Die Klagen wurden jedoch wegen ihrer Unstimmigkeiten kritisiert. Bemerkenswerterweise wird in den Klagen zunächst das US-Verteidigungsministerium für den Datendiebstahl verantwortlich gemacht, später wird jedoch darauf hingewiesen, dass ein anderer Hacker namens SXUL dafür verantwortlich sein könnte. Darüber hinaus wurde die Zahl der gestohlenen Datensätze übertrieben. In der Klage wird von „Milliarden von Personen“ gesprochen, eine Zahl, die weit über der tatsächlichen Bevölkerung der USA, Kanadas und Großbritanniens zusammen liegt.

Die Strategie hinter den Klagen und dem Streben nach Offenlegung?

Einige Experten glauben, dass es bei diesen Klagen eher darum geht, NPD zu zwingen, vor Gericht Beweise vorzulegen, als den Verstoß selbst zu beweisen. In den Vereinigten Staaten können Gerichte von Angeklagten verlangen, Informationen vorzulegen, die die gegen sie erhobenen Vorwürfe entweder bestätigen oder widerlegen. Diese Taktik, die oft als „Fishing Expedition“ bezeichnet wird, könnte das wahre Ziel dieser Klagen sein.

Ilia Kolochenko, Rechtsexperte und CEO von ImmuniWeb, weist darauf hin, dass dieser Ansatz in den USA üblicher ist als in anderen Regionen wie Europa, wo normalerweise die Beweislast beim Kläger liegt. Sollte das Gericht NPD dazu zwingen, Informationen über den angeblichen Verstoß preiszugeben, könnte dies schwerwiegende Folgen für das Unternehmen haben.

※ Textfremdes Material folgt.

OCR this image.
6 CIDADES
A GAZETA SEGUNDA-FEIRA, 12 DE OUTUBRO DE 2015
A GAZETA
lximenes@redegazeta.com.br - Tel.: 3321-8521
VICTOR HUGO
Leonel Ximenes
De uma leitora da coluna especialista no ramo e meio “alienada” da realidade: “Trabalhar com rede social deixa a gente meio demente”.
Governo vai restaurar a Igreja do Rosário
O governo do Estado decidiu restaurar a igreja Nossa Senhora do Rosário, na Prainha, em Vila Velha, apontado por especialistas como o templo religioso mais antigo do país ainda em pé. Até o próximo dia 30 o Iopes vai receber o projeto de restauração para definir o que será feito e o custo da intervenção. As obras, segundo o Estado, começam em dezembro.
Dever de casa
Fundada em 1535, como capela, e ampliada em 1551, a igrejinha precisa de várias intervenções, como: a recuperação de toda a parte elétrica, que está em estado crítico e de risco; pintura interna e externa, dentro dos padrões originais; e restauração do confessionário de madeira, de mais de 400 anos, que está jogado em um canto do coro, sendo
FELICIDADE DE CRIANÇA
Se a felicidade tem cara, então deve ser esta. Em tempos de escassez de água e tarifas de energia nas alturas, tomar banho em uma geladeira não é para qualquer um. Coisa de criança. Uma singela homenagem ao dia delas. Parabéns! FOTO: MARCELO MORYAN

Aktuelles Wissen und die Unterscheidung von Fakten und Fiktion

Trotz der laufenden Rechtsstreitigkeiten und der Medienaufmerksamkeit gibt es noch immer keine eindeutigen Beweise, die die gestohlenen Daten mit der NPD in Verbindung bringen. Es ist möglich, dass die in Umlauf gebrachten Daten aus verschiedenen Quellen aggregiert und nicht von der NPD selbst exfiltriert wurden. Selbst Cybersicherheits-Medien, die die durchgesickerten Daten überprüft haben, konnten sie nicht eindeutig mit der NPD in Verbindung bringen.

Darüber hinaus wurden Zweifel geäußert, ob es möglich ist, 2,9 Milliarden Datensätze unentdeckt zu stehlen, insbesondere angesichts der sensiblen Natur der von der NPD verwalteten Daten. Diese Skepsis trübt die ohnehin schon undurchsichtige Situation noch weiter.

Warten auf Klarheit: Der Bedarf an verifizierten Informationen

Bislang hat NPD weder eine öffentliche Stellungnahme zu dem angeblichen Verstoß abgegeben, noch den Vorfall den zuständigen Behörden in den USA, Großbritannien oder Kanada gemeldet. Die Wahrheit hinter diesen Vorwürfen wird möglicherweise erst ans Licht kommen, wenn die Gerichte NPD zu einer formellen Stellungnahme verpflichten.

In der Zwischenzeit ist die Situation noch immer ungeklärt und es gibt weiterhin Spekulationen und Besorgnis. Obwohl die Möglichkeit eines Verstoßes nicht völlig ausgeschlossen werden kann, bedeutet der Mangel an verifizierten Informationen, dass die ganze Geschichte weitaus komplizierter sein könnte, als es den Anschein hat.

Während wir auf konkretere Entwicklungen warten, ist es wichtig, vorsichtig zu bleiben. Die Schlagzeilen mögen alarmierend sein, aber ohne solide Beweise bleibt die Wahrheit darüber, was bei der NPD wirklich passiert ist, schwer zu fassen.